Loneliness is related to homesickness, the need for a familiar place to enact one’s myth. It is similar to a longing for a particular object, a prop needed in the story. We can also wish for a different time, in past or future.
Loneliness is a result of a mythic problem. We are a social species and we have social myths in which a variety of characters interact. Sociable people have more positive-roled human characters than do solitary people. But without others to play their parts, we have difficulty playing our own part and our myth is interrupted, which is stressful.

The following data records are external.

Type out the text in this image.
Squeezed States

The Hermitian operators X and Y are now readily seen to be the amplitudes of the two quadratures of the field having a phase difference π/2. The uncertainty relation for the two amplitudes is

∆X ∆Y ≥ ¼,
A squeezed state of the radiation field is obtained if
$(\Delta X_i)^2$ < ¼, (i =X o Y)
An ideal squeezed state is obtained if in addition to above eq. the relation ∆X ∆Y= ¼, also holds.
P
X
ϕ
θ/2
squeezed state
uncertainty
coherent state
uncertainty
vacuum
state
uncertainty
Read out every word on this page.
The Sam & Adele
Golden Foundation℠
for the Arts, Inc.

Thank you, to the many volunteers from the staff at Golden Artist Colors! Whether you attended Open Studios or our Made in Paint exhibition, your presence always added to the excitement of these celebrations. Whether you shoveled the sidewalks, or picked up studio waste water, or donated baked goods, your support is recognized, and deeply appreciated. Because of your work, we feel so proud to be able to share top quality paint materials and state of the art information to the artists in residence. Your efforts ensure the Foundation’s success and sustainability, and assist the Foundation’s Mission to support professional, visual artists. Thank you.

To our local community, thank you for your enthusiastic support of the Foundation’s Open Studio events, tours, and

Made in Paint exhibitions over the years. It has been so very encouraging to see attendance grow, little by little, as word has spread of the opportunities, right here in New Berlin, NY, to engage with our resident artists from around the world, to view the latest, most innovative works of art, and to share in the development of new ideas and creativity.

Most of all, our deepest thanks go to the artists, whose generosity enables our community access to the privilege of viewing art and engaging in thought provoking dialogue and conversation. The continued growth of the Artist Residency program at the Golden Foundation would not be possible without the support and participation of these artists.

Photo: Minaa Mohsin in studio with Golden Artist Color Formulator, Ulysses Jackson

If we leave the group, we lose involvement with its myth. We depend on group myths to supply us with ongoing mythic material. The more involved we are with groups, the more dependent we become. If we lose contact, the flow will dry up and our myth may stall. If we are so committed to the group myth that we have no significant role outside the group, then abandonment can make us feel we have no role at all, which mythically is to cease existence, mythic death. We follow mythic patterns. Many people have killed themselves soon after losing an identifying role.

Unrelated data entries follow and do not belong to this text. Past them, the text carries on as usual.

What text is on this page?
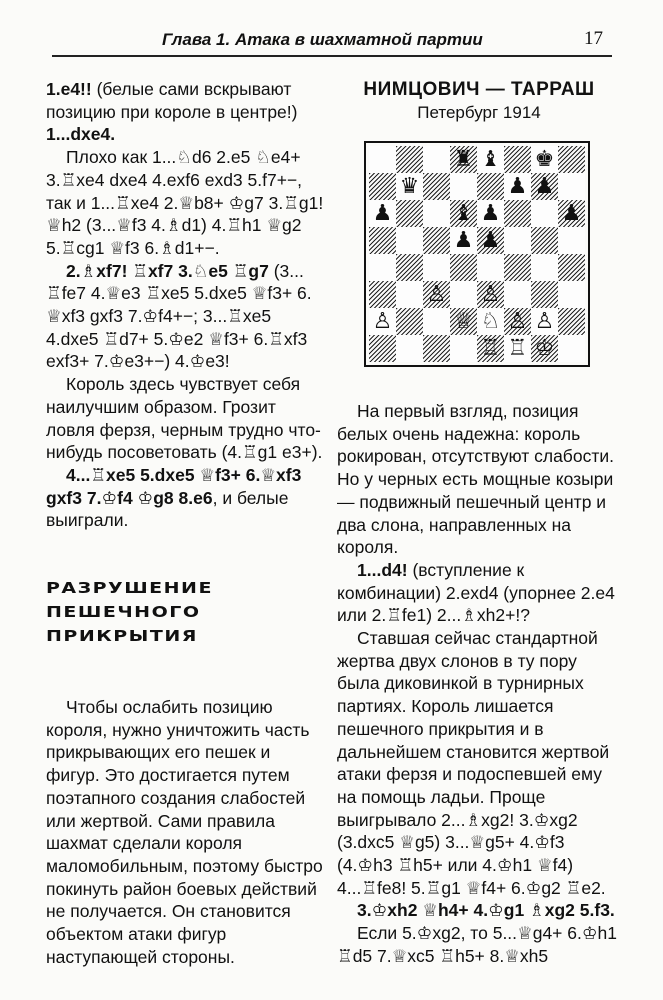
Глава 1. Атака в шахматной партии	17

1.e4!! (белые сами вскрывают позицию при короле в центре!)

1...dxe4.

Плохо как 1...♘d6 2.e5 ♘e4+ 3.♖xe4 dxe4 4.exf6 exd3 5.f7+−, так и 1...♖xe4 2.♕b8+ ♔g7 3.♖g1! ♕h2 (3...♕f3 4.♗d1) 4.♖h1 ♕g2 5.♖cg1 ♕f3 6.♗d1+−.

2.♗xf7! ♖xf7 3.♘e5 ♖g7 (3... ♖fe7 4.♕e3 ♖xe5 5.dxe5 ♕f3+ 6. ♕xf3 gxf3 7.♔f4+−; 3...♖xe5 4.dxe5 ♖d7+ 5.♔e2 ♕f3+ 6.♖xf3 exf3+ 7.♔e3+−) 4.♔e3!

Король здесь чувствует себя наилучшим образом. Грозит ловля ферзя, черным трудно что-нибудь посоветовать (4.♖g1 e3+).

4...♖xe5 5.dxe5 ♕f3+ 6.♕xf3 gxf3 7.♔f4 ♔g8 8.e6, и белые выиграли.

РАЗРУШЕНИЕ ПЕШЕЧНОГО
ПРИКРЫТИЯ

Чтобы ослабить позицию короля, нужно уничтожить часть прикрывающих его пешек и фигур. Это достигается путем поэтапного создания слабостей или жертвой. Сами правила шахмат сделали короля маломобильным, поэтому быстро покинуть район боевых действий не получается. Он становится объектом атаки фигур наступающей стороны.

НИМЦОВИЧ — ТАРРАШ
Петербург 1914
♜ ♝ ♚
♛	♟ ♟
♟	♝ ♟	♟
♟ ♟
♙ ♙
♙	♕ ♘ ♙ ♙
♖ ♖ ♔

На первый взгляд, позиция белых очень надежна: король рокирован, отсутствуют слабости. Но у черных есть мощные козыри — подвижный пешечный центр и два слона, направленных на короля.

1...d4! (вступление к комбинации) 2.exd4 (упорнее 2.e4 или 2.♖fe1) 2...♗xh2+!?

Ставшая сейчас стандартной жертва двух слонов в ту пору была диковинкой в турнирных партиях. Король лишается пешечного прикрытия и в дальнейшем становится жертвой атаки ферзя и подоспевшей ему на помощь ладьи. Проще выигрывало 2...♗xg2! 3.♔xg2 (3.dxc5 ♕g5) 3...♕g5+ 4.♔f3 (4.♔h3 ♖h5+ или 4.♔h1 ♕f4) 4...♖fe8! 5.♖g1 ♕f4+ 6.♔g2 ♖e2.

3.♔xh2 ♕h4+ 4.♔g1 ♗xg2 5.f3.

Если 5.♔xg2, то 5...♕g4+ 6.♔h1 ♖d5 7.♕xc5 ♖h5+ 8.♕xh5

Most people cope. They find some way to deal with abandonment and loneliness as they pull their myth back together.
What is the solution to loneliness? The obvious is to fill the lack, to go get whomever or whatever the myth needs. Also, we can change the myth, from without or within. From without, we can bring in new experience that alters the moral package. From within, we can shift the question being answered, the moral being demonstrated, shift our character’s moral package and priorities, or otherwise change the course of the myth to alleviate the lack. We can also increase the quality of internal myth played in our imagination and fantasies to make up for the shortage in the external world. The answer to loneliness is to either fill the mythic need or decrease our mythic dependence on what we lack. Sometimes this is easy. Often it is difficult.
Social Position
The third instinct to be considered is our constant awareness of social position, our relationships to others. Our interests fall into three categories—tribe, dominance and alliance. Tribe is about whether this person is a member of my group and what is his role. Dominance is about the question “Do I get my way with this person or does he get his way with me?”. Who calls the tune and who goes along, who will defer to whom? Alliance is about who’s my friend, who’s my enemy, who’s a member of my team, who will be there for me, to lead me or follow me or accompany me.

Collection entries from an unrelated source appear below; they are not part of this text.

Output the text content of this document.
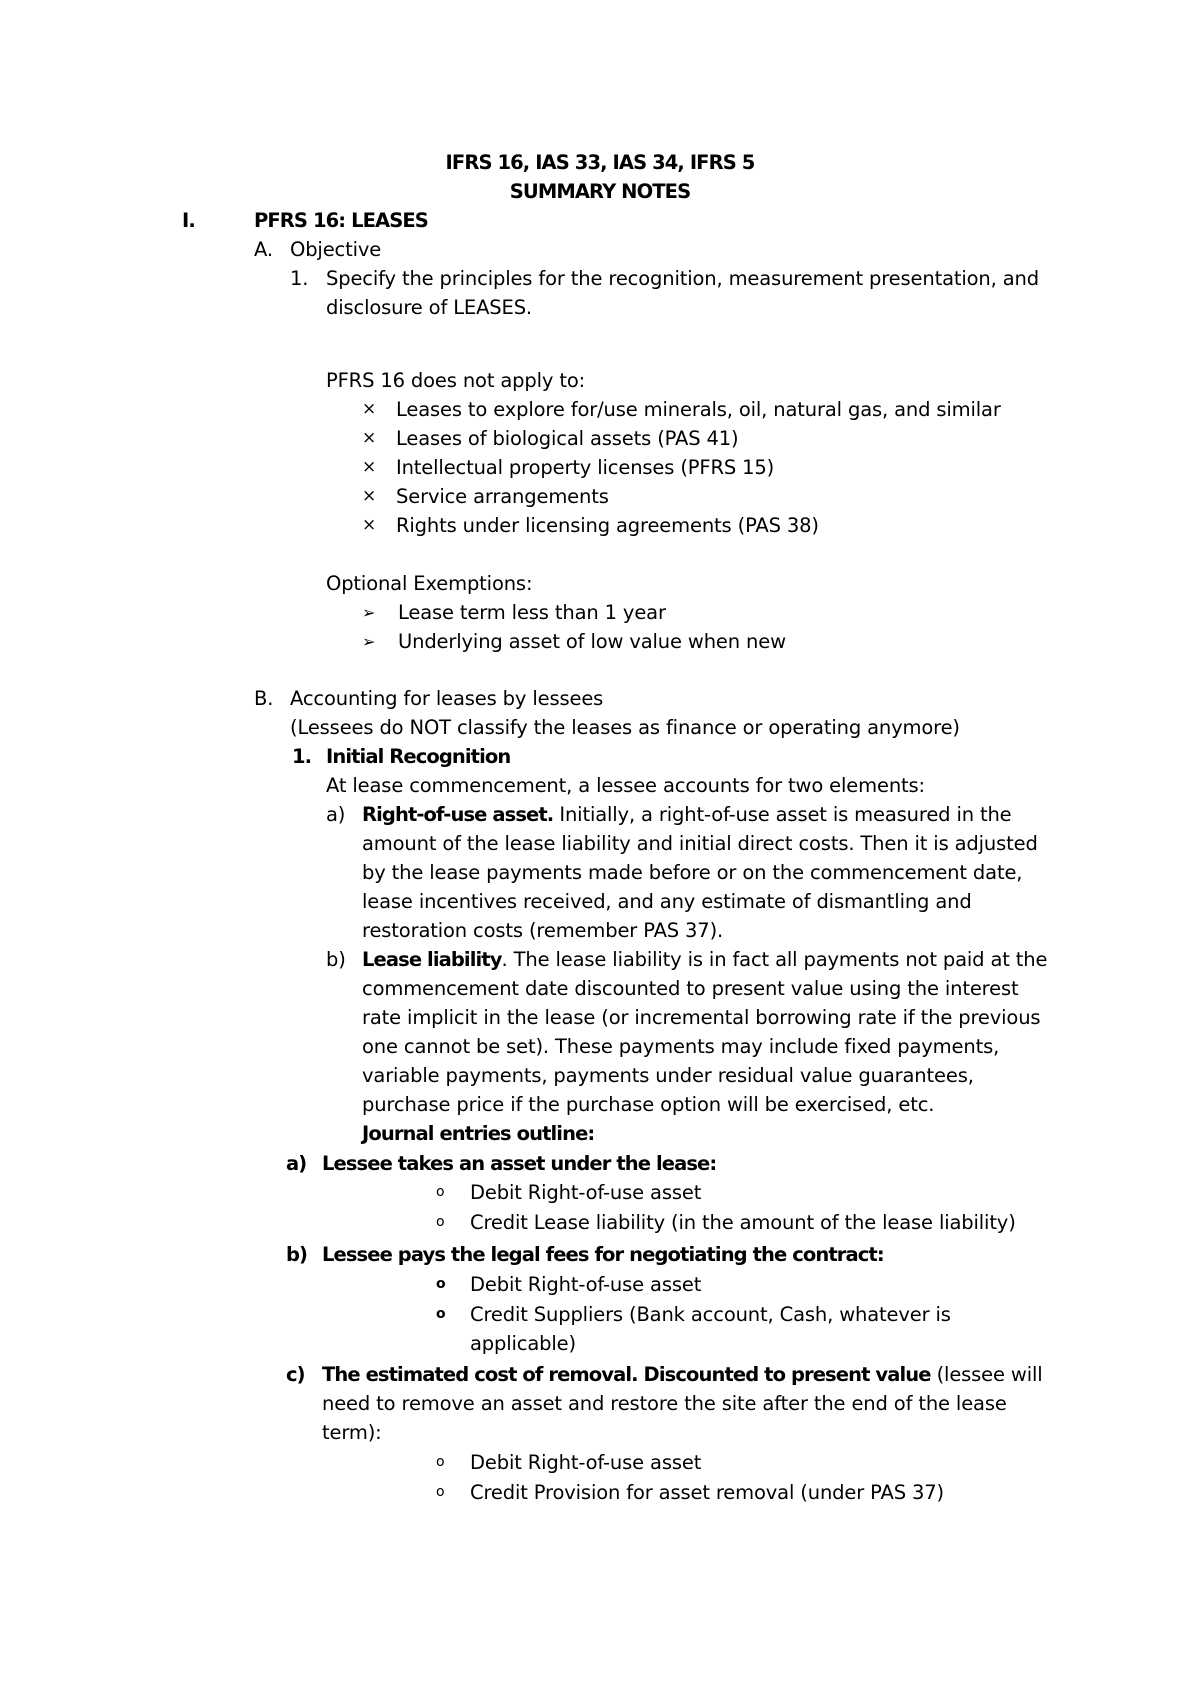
IFRS 16, IAS 33, IAS 34, IFRS 5
SUMMARY NOTES
I.	PFRS 16: LEASES
A. Objective
1. Specify the principles for the recognition, measurement presentation, and
disclosure of LEASES.
PFRS 16 does not apply to:
× Leases to explore for/use minerals, oil, natural gas, and similar
× Leases of biological assets (PAS 41)
× Intellectual property licenses (PFRS 15)
× Service arrangements
× Rights under licensing agreements (PAS 38)
Optional Exemptions:
➢ Lease term less than 1 year
➢ Underlying asset of low value when new
B. Accounting for leases by lessees
(Lessees do NOT classify the leases as finance or operating anymore)
1. Initial Recognition
At lease commencement, a lessee accounts for two elements:
a) Right-of-use asset. Initially, a right-of-use asset is measured in the
amount of the lease liability and initial direct costs. Then it is adjusted
by the lease payments made before or on the commencement date,
lease incentives received, and any estimate of dismantling and
restoration costs (remember PAS 37).
b) Lease liability. The lease liability is in fact all payments not paid at the
commencement date discounted to present value using the interest
rate implicit in the lease (or incremental borrowing rate if the previous
one cannot be set). These payments may include fixed payments,
variable payments, payments under residual value guarantees,
purchase price if the purchase option will be exercised, etc.
Journal entries outline:
a) Lessee takes an asset under the lease:
o Debit Right-of-use asset
o Credit Lease liability (in the amount of the lease liability)
b) Lessee pays the legal fees for negotiating the contract:
o Debit Right-of-use asset
o Credit Suppliers (Bank account, Cash, whatever is
applicable)
c) The estimated cost of removal. Discounted to present value (lessee will
need to remove an asset and restore the site after the end of the lease
term):
o Debit Right-of-use asset
o Credit Provision for asset removal (under PAS 37)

Our minds demand answers to these questions. As soon as we are aware of another person, we start figuring out answers. It is very hard for us to hold significant information apart from a moral demonstration. Our minds demand it to fit the myth. If we begin to interact, we take actions to provide information we need. In nearly all situations, the questions won’t let us alone, but insist on some sort of answer before we can do anything else. That may not take long, but it happens. The questions then recede in our consciousness, but never go away, because our relationships with others are always in a state of flux. The dynamics of social relationships will be discussed in the next chapter.